Compendium of memos outlines broad range of executive actions that federal agencies must take to curb harmful “Stay-or-Pay” employment contracts
December 4, 2023 | IRVINE, CA — As the use of employer-driven debt escalates across labor markets, experts, advocates, and enforcement officials gather at a first-of-its-kind convening on workers, Training Repayment Agreement Provisions (TRAPs), and the economy. In tandem, Governing for Impact, Towards Justice, American Economic Liberties Project, and Student Borrower Protection Center (SBPC) release a compendium of legal memos and letters mapping out how the federal government can curb one driver of such debt, known as “Stay-or-Pay” contracts.
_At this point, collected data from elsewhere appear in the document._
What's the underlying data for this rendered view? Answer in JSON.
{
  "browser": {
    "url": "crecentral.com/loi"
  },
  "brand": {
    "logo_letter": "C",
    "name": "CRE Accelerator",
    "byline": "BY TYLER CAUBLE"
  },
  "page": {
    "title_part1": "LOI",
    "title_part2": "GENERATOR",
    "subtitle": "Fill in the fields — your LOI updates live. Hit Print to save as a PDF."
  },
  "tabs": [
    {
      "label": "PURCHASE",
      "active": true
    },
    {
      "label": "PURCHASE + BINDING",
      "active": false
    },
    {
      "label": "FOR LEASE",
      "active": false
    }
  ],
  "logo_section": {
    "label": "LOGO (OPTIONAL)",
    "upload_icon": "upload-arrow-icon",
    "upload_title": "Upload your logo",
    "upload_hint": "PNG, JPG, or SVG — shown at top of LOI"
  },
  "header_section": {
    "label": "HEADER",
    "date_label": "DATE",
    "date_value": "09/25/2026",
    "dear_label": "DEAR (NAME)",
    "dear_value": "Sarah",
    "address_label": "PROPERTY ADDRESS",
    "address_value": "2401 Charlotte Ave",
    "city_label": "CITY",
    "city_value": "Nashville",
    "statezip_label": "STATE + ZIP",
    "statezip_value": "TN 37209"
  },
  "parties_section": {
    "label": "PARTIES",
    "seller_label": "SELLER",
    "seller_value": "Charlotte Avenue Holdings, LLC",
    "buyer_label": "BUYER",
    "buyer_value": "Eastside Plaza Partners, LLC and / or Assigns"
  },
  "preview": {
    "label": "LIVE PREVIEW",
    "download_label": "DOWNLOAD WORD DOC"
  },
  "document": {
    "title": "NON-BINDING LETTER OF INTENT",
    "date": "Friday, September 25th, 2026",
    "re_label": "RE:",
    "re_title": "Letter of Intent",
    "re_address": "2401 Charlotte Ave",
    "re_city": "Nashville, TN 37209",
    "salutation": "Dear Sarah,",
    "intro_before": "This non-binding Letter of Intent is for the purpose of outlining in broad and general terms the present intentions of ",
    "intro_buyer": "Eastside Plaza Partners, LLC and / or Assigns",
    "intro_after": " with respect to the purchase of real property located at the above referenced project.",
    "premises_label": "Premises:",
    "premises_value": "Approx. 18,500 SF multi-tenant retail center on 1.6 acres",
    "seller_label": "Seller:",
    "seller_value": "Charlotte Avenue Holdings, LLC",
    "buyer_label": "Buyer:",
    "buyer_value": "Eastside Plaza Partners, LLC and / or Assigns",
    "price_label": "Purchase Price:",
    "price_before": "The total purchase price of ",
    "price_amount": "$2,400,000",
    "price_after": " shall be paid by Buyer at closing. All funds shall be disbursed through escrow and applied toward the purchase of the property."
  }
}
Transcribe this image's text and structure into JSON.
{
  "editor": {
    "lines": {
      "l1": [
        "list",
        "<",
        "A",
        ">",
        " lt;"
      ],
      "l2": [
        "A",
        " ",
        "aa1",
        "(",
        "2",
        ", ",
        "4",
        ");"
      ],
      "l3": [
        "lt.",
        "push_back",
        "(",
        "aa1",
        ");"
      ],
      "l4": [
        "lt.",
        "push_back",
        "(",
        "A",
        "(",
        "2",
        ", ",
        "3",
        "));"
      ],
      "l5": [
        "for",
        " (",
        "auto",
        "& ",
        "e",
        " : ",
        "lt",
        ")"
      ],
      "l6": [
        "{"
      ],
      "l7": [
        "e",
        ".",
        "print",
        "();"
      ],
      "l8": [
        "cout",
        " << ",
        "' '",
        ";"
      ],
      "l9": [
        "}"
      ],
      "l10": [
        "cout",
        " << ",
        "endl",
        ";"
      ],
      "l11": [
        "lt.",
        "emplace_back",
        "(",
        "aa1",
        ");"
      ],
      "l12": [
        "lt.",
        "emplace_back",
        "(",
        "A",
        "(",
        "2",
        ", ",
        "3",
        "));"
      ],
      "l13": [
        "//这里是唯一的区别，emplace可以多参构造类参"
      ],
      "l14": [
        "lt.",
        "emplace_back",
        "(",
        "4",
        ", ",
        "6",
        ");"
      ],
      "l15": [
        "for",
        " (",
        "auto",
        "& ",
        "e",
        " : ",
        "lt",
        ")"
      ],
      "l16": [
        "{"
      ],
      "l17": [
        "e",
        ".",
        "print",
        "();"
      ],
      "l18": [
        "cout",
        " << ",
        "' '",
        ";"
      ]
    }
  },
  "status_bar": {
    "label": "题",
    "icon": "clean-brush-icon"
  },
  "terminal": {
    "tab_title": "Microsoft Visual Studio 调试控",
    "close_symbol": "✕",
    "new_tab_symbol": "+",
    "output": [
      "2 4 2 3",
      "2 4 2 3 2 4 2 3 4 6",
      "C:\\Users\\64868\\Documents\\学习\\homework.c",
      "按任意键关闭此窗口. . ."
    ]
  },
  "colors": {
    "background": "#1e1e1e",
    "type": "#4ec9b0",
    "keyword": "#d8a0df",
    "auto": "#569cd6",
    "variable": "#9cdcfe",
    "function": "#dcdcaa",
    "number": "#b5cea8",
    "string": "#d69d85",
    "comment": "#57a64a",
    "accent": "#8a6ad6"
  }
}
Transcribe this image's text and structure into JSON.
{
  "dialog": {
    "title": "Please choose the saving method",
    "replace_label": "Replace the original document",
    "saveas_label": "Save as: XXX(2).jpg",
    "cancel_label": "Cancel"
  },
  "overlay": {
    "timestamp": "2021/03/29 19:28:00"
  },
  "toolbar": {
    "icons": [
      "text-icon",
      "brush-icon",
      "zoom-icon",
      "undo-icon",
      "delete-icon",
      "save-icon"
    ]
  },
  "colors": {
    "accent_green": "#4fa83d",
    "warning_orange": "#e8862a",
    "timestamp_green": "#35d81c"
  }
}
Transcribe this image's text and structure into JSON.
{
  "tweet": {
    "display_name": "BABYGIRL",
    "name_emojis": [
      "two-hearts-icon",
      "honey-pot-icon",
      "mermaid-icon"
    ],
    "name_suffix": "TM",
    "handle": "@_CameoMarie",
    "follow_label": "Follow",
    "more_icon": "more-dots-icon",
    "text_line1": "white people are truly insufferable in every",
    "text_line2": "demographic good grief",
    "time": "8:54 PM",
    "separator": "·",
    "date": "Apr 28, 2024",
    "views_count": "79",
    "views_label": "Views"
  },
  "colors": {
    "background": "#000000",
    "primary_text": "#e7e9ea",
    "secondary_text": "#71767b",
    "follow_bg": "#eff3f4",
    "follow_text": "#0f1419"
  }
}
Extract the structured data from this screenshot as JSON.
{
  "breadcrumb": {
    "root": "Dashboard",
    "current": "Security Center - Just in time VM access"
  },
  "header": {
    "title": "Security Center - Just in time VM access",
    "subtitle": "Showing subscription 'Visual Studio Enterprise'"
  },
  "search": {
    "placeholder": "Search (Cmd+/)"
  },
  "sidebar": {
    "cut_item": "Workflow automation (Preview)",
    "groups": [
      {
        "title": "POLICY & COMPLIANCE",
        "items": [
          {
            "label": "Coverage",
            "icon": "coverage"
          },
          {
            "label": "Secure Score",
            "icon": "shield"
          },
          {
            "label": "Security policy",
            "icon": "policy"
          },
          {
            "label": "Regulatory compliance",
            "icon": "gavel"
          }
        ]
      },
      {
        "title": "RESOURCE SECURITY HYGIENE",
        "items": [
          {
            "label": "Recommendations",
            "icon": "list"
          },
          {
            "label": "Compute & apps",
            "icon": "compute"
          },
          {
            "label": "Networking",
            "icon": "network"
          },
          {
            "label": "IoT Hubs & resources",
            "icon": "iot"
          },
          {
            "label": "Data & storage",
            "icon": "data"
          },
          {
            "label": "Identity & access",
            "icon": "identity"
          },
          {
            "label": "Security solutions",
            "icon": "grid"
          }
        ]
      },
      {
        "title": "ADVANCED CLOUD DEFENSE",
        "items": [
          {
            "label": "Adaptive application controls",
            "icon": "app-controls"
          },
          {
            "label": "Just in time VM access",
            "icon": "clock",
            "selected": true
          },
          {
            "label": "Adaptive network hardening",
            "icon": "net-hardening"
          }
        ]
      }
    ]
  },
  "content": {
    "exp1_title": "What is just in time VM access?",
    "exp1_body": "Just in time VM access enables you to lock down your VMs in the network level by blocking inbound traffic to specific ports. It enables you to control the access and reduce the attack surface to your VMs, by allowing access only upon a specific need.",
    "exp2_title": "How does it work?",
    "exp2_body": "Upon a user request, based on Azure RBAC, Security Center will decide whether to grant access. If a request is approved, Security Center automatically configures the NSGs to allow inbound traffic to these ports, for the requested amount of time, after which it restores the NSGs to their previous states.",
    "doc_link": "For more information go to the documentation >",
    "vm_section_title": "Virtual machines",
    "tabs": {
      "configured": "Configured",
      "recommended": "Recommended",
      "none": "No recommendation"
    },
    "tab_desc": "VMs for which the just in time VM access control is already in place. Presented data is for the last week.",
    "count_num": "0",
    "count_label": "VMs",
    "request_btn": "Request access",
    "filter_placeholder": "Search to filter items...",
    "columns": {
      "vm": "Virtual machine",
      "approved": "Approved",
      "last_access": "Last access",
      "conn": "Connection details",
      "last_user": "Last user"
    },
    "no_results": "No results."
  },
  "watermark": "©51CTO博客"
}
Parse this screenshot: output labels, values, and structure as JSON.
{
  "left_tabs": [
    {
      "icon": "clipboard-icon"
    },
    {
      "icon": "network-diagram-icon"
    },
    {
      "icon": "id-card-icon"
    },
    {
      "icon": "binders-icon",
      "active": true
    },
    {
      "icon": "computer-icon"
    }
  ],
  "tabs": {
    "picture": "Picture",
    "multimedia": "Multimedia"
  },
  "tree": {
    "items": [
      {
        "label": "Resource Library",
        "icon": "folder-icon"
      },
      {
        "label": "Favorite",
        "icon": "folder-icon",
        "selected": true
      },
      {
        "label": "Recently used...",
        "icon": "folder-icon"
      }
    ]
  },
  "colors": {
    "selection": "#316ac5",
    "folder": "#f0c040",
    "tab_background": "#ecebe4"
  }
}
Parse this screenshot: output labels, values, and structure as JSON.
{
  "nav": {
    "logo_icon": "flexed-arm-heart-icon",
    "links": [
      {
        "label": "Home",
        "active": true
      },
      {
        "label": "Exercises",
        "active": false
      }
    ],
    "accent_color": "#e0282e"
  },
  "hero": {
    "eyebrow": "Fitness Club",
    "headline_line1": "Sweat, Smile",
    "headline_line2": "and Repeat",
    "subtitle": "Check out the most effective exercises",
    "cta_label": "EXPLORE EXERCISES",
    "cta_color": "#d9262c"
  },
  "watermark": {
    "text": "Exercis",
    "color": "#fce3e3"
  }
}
Stay-or-pay contracts are forced on workers as a condition of employment, allowing corporations to use the threat of debt collection or litigation to lock workers in place, limiting their mobility and bargaining power. When they do leave, workers are hit with a crushing financial penalty just because they left their job. The individual proposals included in this compendium were shared with senior officials in the Biden Administration between September and November 2024.
For detailed background on stay-or-pay contracts and short summaries of each report in the compendium, a fact sheet is available here: https://protectborrowers.org/wp-content/uploads/2023/12/FACT-SHEET_Stay-or-Pay-Contracts.pdf
A full copy of the compendium, Stay-or-Pay: Federal Actions to End Modern-Day Indentured Servitude Across the Economy, is available here: https://protectborrowers.org/wp-content/uploads/2023/12/stay-or-pay-compendium_12-2023_FINAL.pdf
The convening, hosted at UC Irvine by SBPC, Towards Justice, Governing for Impact, the NYU Wagner Labor Initiative, and the UC Student Loan Law Initiative (SLLI), features affected workers; lawmakers; federal, state, and local enforcement officials; scholars; and advocates.
Together, these participants will discuss the rise of TRAPs and other forms of employer-driven debt in the labor market, the current research landscape, the use of consumer law to protect workers, strengthening state legislation to ban TRAPs, opportunities for federal action and a whole-of-government approach, and the role of private litigation to protect workers stuck in TRAPs.